阳光从松枝间漏下来落在他身上,在他脚下拖出一道长长的影子。
“你——你怎么发现我的?”
妙玉攥紧佛珠,声音里带着掩饰不住的惊惶,“我明明已收敛了气息……”
“你的气息收敛得确实不错。”贾环向前迈了一步,声音不紧不慢,
“可惜,在我眼里,还不够。”
妙玉面色微变。
她深吸一口气,压下心中的慌乱,面上恢复了几分清冷。
既然被发现了,再藏着掖着反而落了下乘。
“贫尼乃玄门弟子,师承南海净檀师太,此番随师父入世,追查暗影楼的案子。”她的声音冷而脆,像是冰珠子落在玉盘上,
“辰施主若是与暗影楼为敌,与贫尼便是同道。贫尼此来只是想寻些线索相助师父,并无恶意,还请辰施主莫要误会。”

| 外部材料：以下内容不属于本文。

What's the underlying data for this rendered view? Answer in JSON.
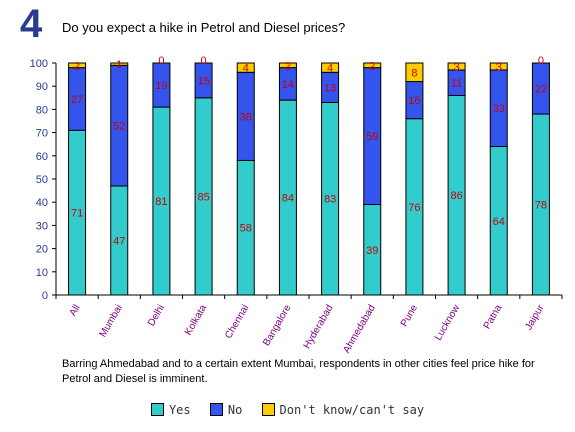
{
  "header": {
    "number": "4",
    "question": "Do you expect a hike in Petrol and Diesel prices?"
  },
  "note": "Barring Ahmedabad and to a certain extent Mumbai, respondents in other cities feel price hike for Petrol and Diesel is imminent.",
  "legend": {
    "yes": "Yes",
    "no": "No",
    "dk": "Don't know/can't say"
  },
  "colors": {
    "yes": "#33cccc",
    "no": "#3355ee",
    "dk": "#ffcc00",
    "label": "#cc0000",
    "axis_text": "#2b3c8f",
    "category_text": "#800080"
  },
  "chart_data": {
    "type": "bar",
    "stacked": true,
    "categories": [
      "All",
      "Mumbai",
      "Delhi",
      "Kolkata",
      "Chennai",
      "Bangalore",
      "Hyderabad",
      "Ahmedabad",
      "Pune",
      "Lucknow",
      "Patna",
      "Jaipur"
    ],
    "series": [
      {
        "name": "Yes",
        "values": [
          71,
          47,
          81,
          85,
          58,
          84,
          83,
          39,
          76,
          86,
          64,
          78
        ]
      },
      {
        "name": "No",
        "values": [
          27,
          52,
          19,
          15,
          38,
          14,
          13,
          59,
          16,
          11,
          33,
          22
        ]
      },
      {
        "name": "Don't know/can't say",
        "values": [
          2,
          1,
          0,
          0,
          4,
          2,
          4,
          2,
          8,
          3,
          3,
          0
        ]
      }
    ],
    "ylim": [
      0,
      100
    ],
    "yticks": [
      0,
      10,
      20,
      30,
      40,
      50,
      60,
      70,
      80,
      90,
      100
    ],
    "legend_position": "bottom"
  }
}
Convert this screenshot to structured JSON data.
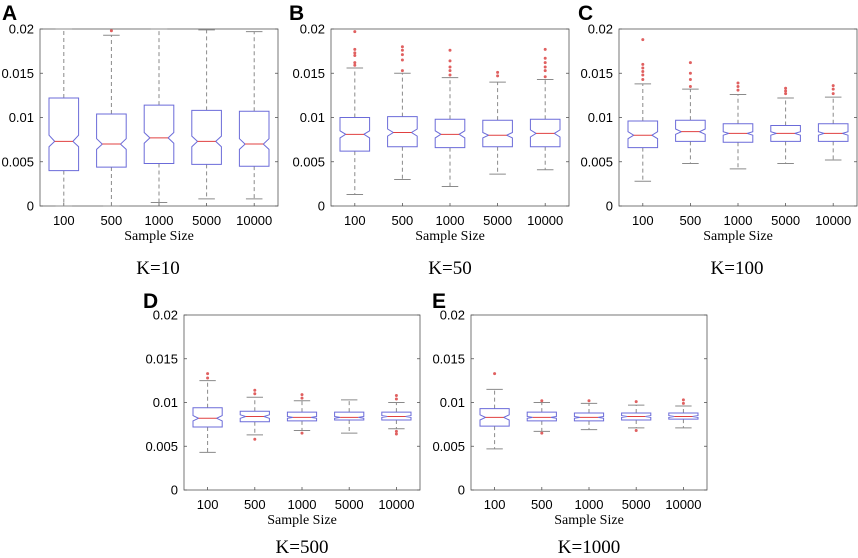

贾环听完,似笑非笑地点了点头:“南海净檀师太门下,果然好大的来头。”
妙玉微微松了口气,以为对方被玄门的名头镇住了。
然而下一秒,对面那人的笑容忽然变了,他的眉眼轮廓开始变化——眉峰变得更加英挺,下巴收了几分,颧骨微微隆起。
整个人的气质从锋芒毕露的江湖浪子,变回了一个沉稳内敛、却又透着几分深沉贵气的年轻公子。
“你调查暗影楼,本侯不拦着。”他的声音也变回了原声,低沉而平和,却含着一股不容置疑的压迫感,
“但是现在,本侯要调查一下你。”
妙玉瞳孔猛然一缩。
眼前的男子已彻底变了一副模样——正是昨夜在静月庵里道破她俗家身份、与师父对坐饮茶的那个定远侯贾环。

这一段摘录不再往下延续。